節税しないと25万円の現金減少で済んだのに、節税すると100万円現金が減少することになります。節税をしない場合、差額の75万円が会社に残り、運転資金にまわすことができます。
過度な節税を選択するか、資金繰りを優先して利益を計上するのかを経営者の方は判断する必要があります。
節税
節税にはいくつかの種類があると思います。
- 繰延タイプ
倒産防止共済や生命保険などを活用した節税です。倒産防止共済は原則として年間掛金240万円まで法人の経費になります。掛金は800万円まで積み立てることができ、解約時は解約金の全額が法人の収入となります。
法人税率を仮に25%とした場合、1年間で240万円×25%=60万円税金を減らすことができます。掛金最大800万円×25%=約200万円を数年掛けて節税可能です。ただし、解約した場合、解約金合計800万円が解約した期の法人の収入となります。つまり解約時は約200万円の納税が発生することとなります。これが繰延(課税の先延ばし)と言われる要因です。よって解約時期の計画が必要です(赤字の期に解約する、設備投資をする、役員退職金を支払いするなど)
- 国の減税策
例えば【賃上げ促進税制】があります。国内雇用者に対して支給する給与等が、前事業年度より一定割合増加していると、その増加した給与等に応じて法人税の特別控除を受けることができる制度です。このような減税制度は積極的に利用すべきと思います。
- 浪費タイプ
「消耗費や備品などをまとめて購入する」などです。多くの場合、不要なものを「節税のため」購入されています。特に高額な固定資産(30万円以上のものなど)は、全額は当期の費用にできませんので注意が必要です。(減価償却費として法定耐用年数で分割して経費計上していきます)このタイプの節税はお勧めしません。
金融機関等の印象
金融機関等が過度に節税をした決算書と、資金繰りを優先して利益を計上している決算書のどちらがいい決算書と判断するでしょうか?
過度に節税した決算書は、手持ちの資金が著しく減っていると予想でき、かつ、計上されている利益も少ないか、赤字の場合もあると思われるため良い印象を受けないと思います。(手持ちの資金が少ないため、融資しても計画通り返済してもらえるかどうか不安になるのではないでしょうか)
資金繰りを優先して利益を出した決算書は、手持ちの資金があり、毎年のように利益を出していていると思いますので、金融機関などからの融資可能額が多くなるのでは無いでしょうか。(納税後でも手持ち資金があるので、融資後の返済も安心してもらえるのではないでしょうか)
まとめ
節税よりも納税を推奨しているわけではなく、有効な節税となる制度があれば、積極的に活用すべきと考えています。

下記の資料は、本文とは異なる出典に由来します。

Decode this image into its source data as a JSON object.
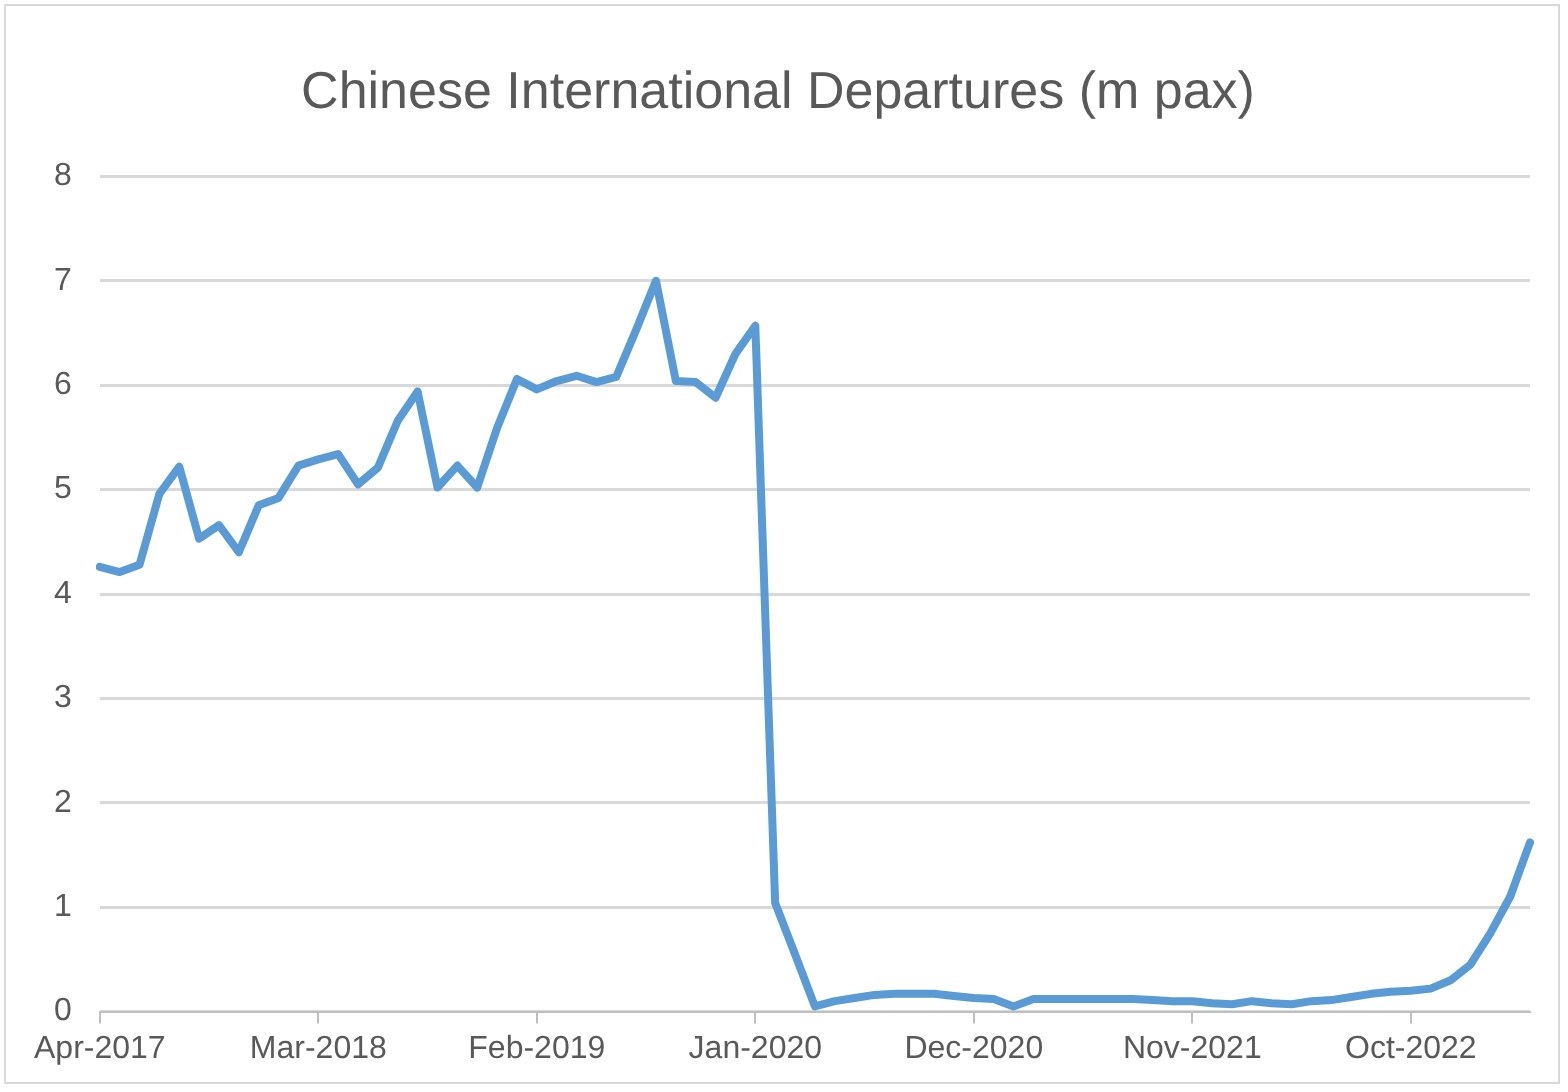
{
  "chart_data": {
    "type": "line",
    "title": "Chinese International Departures (m pax)",
    "categories": [
      "Apr-2017",
      null,
      null,
      null,
      null,
      null,
      null,
      null,
      null,
      null,
      null,
      "Mar-2018",
      null,
      null,
      null,
      null,
      null,
      null,
      null,
      null,
      null,
      null,
      "Feb-2019",
      null,
      null,
      null,
      null,
      null,
      null,
      null,
      null,
      null,
      null,
      "Jan-2020",
      null,
      null,
      null,
      null,
      null,
      null,
      null,
      null,
      null,
      null,
      "Dec-2020",
      null,
      null,
      null,
      null,
      null,
      null,
      null,
      null,
      null,
      null,
      "Nov-2021",
      null,
      null,
      null,
      null,
      null,
      null,
      null,
      null,
      null,
      null,
      "Oct-2022",
      null,
      null,
      null,
      null,
      null,
      null
    ],
    "series": [
      {
        "color": "#5b9bd5",
        "values": [
          4.26,
          4.21,
          4.28,
          4.96,
          5.22,
          4.53,
          4.66,
          4.4,
          4.85,
          4.92,
          5.23,
          5.29,
          5.34,
          5.05,
          5.21,
          5.66,
          5.94,
          5.02,
          5.23,
          5.02,
          5.59,
          6.06,
          5.96,
          6.04,
          6.09,
          6.03,
          6.08,
          6.53,
          7.0,
          6.04,
          6.03,
          5.88,
          6.3,
          6.57,
          1.04,
          0.55,
          0.05,
          0.1,
          0.13,
          0.16,
          0.17,
          0.17,
          0.17,
          0.15,
          0.13,
          0.12,
          0.05,
          0.12,
          0.12,
          0.12,
          0.12,
          0.12,
          0.12,
          0.11,
          0.1,
          0.1,
          0.08,
          0.07,
          0.1,
          0.08,
          0.07,
          0.1,
          0.11,
          0.14,
          0.17,
          0.19,
          0.2,
          0.22,
          0.3,
          0.45,
          0.75,
          1.1,
          1.62
        ]
      }
    ],
    "ylim": [
      0,
      8
    ],
    "yticks": [
      0,
      1,
      2,
      3,
      4,
      5,
      6,
      7,
      8
    ],
    "grid": "y",
    "legend": false,
    "marker": "none",
    "line_style": "solid"
  }
}
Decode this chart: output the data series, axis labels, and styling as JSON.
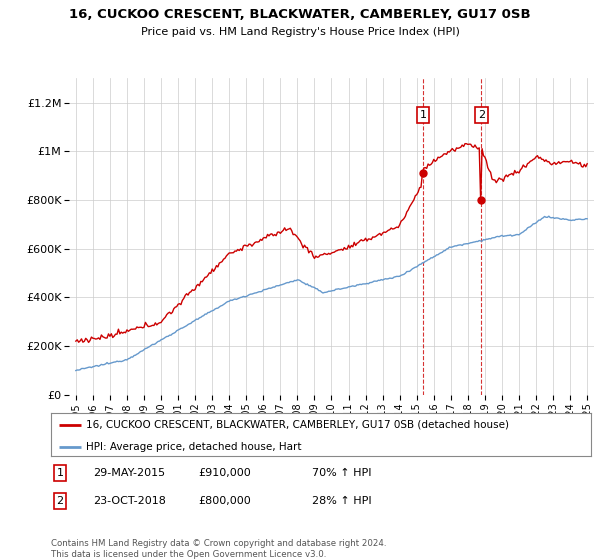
{
  "title": "16, CUCKOO CRESCENT, BLACKWATER, CAMBERLEY, GU17 0SB",
  "subtitle": "Price paid vs. HM Land Registry's House Price Index (HPI)",
  "legend_line1": "16, CUCKOO CRESCENT, BLACKWATER, CAMBERLEY, GU17 0SB (detached house)",
  "legend_line2": "HPI: Average price, detached house, Hart",
  "transaction1_date": "29-MAY-2015",
  "transaction1_price": 910000,
  "transaction1_pct": "70% ↑ HPI",
  "transaction2_date": "23-OCT-2018",
  "transaction2_price": 800000,
  "transaction2_pct": "28% ↑ HPI",
  "footer": "Contains HM Land Registry data © Crown copyright and database right 2024.\nThis data is licensed under the Open Government Licence v3.0.",
  "red_color": "#cc0000",
  "blue_color": "#6699cc",
  "background_color": "#ffffff",
  "grid_color": "#cccccc",
  "ylim": [
    0,
    1300000
  ],
  "yticks": [
    0,
    200000,
    400000,
    600000,
    800000,
    1000000,
    1200000
  ],
  "ytick_labels": [
    "£0",
    "£200K",
    "£400K",
    "£600K",
    "£800K",
    "£1M",
    "£1.2M"
  ],
  "year_start": 1995,
  "year_end": 2025,
  "t1_year": 2015.37,
  "t1_price": 910000,
  "t2_year": 2018.79,
  "t2_price": 800000
}
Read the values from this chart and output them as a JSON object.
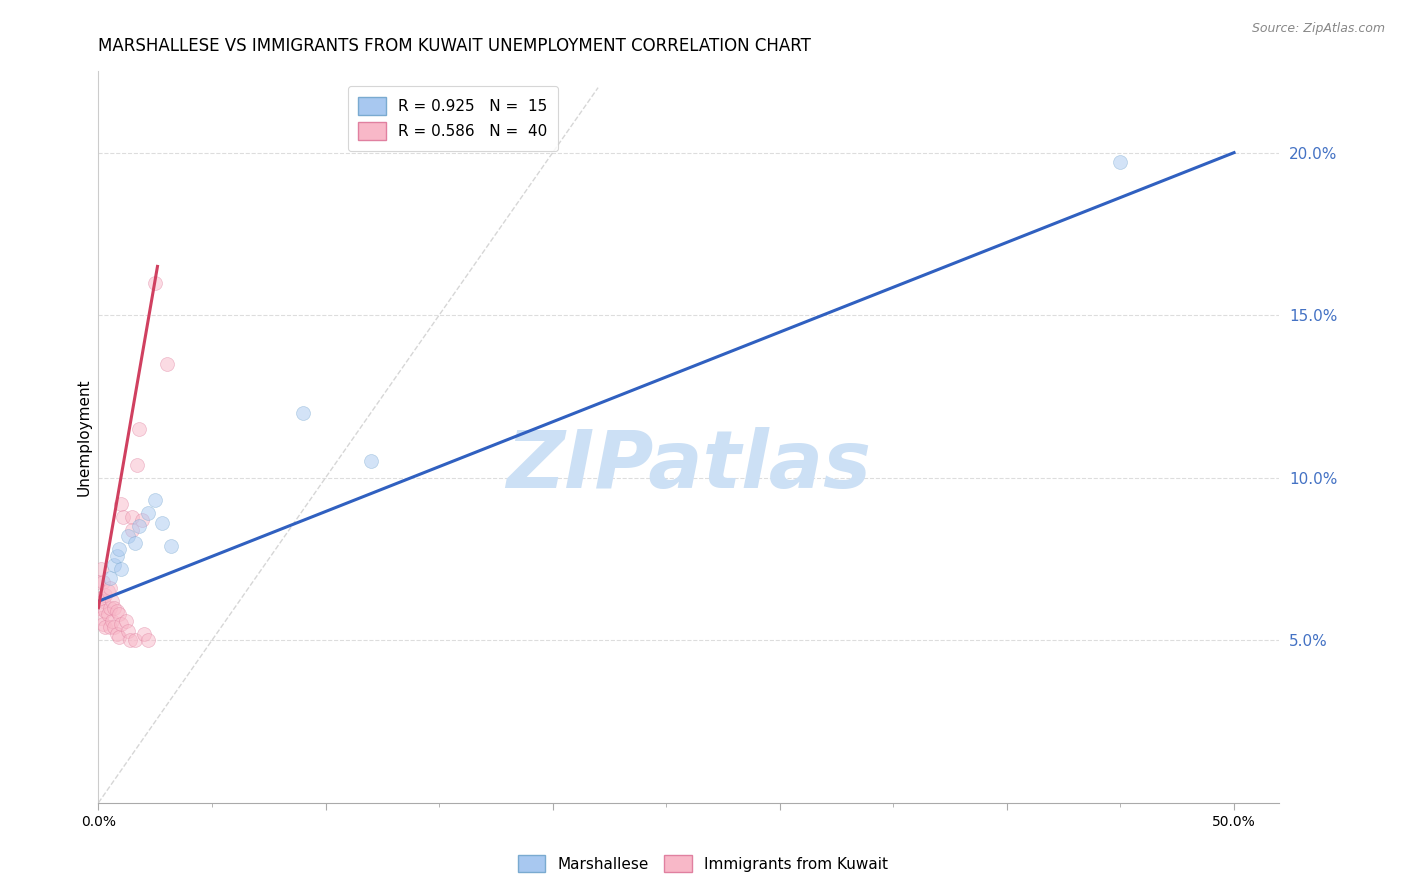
{
  "title": "MARSHALLESE VS IMMIGRANTS FROM KUWAIT UNEMPLOYMENT CORRELATION CHART",
  "source": "Source: ZipAtlas.com",
  "ylabel": "Unemployment",
  "y_tick_values_right": [
    0.05,
    0.1,
    0.15,
    0.2
  ],
  "xlim": [
    0.0,
    0.52
  ],
  "ylim": [
    0.0,
    0.225
  ],
  "watermark": "ZIPatlas",
  "watermark_color": "#cce0f5",
  "blue_scatter_x": [
    0.005,
    0.007,
    0.008,
    0.009,
    0.01,
    0.013,
    0.016,
    0.018,
    0.022,
    0.025,
    0.028,
    0.032,
    0.09,
    0.12,
    0.45
  ],
  "blue_scatter_y": [
    0.069,
    0.073,
    0.076,
    0.078,
    0.072,
    0.082,
    0.08,
    0.085,
    0.089,
    0.093,
    0.086,
    0.079,
    0.12,
    0.105,
    0.197
  ],
  "pink_scatter_x": [
    0.0,
    0.0,
    0.001,
    0.001,
    0.001,
    0.002,
    0.002,
    0.002,
    0.003,
    0.003,
    0.003,
    0.004,
    0.004,
    0.005,
    0.005,
    0.005,
    0.006,
    0.006,
    0.007,
    0.007,
    0.008,
    0.008,
    0.009,
    0.009,
    0.01,
    0.01,
    0.011,
    0.012,
    0.013,
    0.014,
    0.015,
    0.015,
    0.016,
    0.017,
    0.018,
    0.019,
    0.02,
    0.022,
    0.025,
    0.03
  ],
  "pink_scatter_y": [
    0.068,
    0.06,
    0.072,
    0.063,
    0.057,
    0.068,
    0.062,
    0.055,
    0.064,
    0.059,
    0.054,
    0.065,
    0.058,
    0.066,
    0.06,
    0.054,
    0.062,
    0.056,
    0.06,
    0.054,
    0.059,
    0.052,
    0.058,
    0.051,
    0.092,
    0.055,
    0.088,
    0.056,
    0.053,
    0.05,
    0.088,
    0.084,
    0.05,
    0.104,
    0.115,
    0.087,
    0.052,
    0.05,
    0.16,
    0.135
  ],
  "blue_line_x": [
    0.0,
    0.5
  ],
  "blue_line_y": [
    0.062,
    0.2
  ],
  "pink_line_x": [
    0.0,
    0.026
  ],
  "pink_line_y": [
    0.06,
    0.165
  ],
  "diag_line_x": [
    0.0,
    0.22
  ],
  "diag_line_y": [
    0.0,
    0.22
  ],
  "scatter_dot_size": 100,
  "scatter_alpha": 0.5,
  "blue_dot_color": "#a8c8f0",
  "blue_dot_edge": "#7aaad0",
  "pink_dot_color": "#f8b8c8",
  "pink_dot_edge": "#e080a0",
  "blue_line_color": "#3060c0",
  "pink_line_color": "#d04060",
  "diag_line_color": "#cccccc",
  "grid_color": "#dddddd",
  "right_label_color": "#4472C4",
  "title_fontsize": 12,
  "axis_label_fontsize": 11,
  "tick_fontsize": 10
}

ただし、過度の節税は資金繰りが悪化し、経営に多大な影響を与えますので、ご注意いただければと思っております。
※本記事は2024年(令和6年)7月時点の情報です。法令改正等により変更される場合があります。本記事に基づく情報により実務を行う場合には、専門家に相談のうえ行うか、十分に内容を検討のうえ実行してください。本情報の利用により損害が発生することがあっても、筆者及び当事務所は一切責任を負いかねますのでご了承下さい。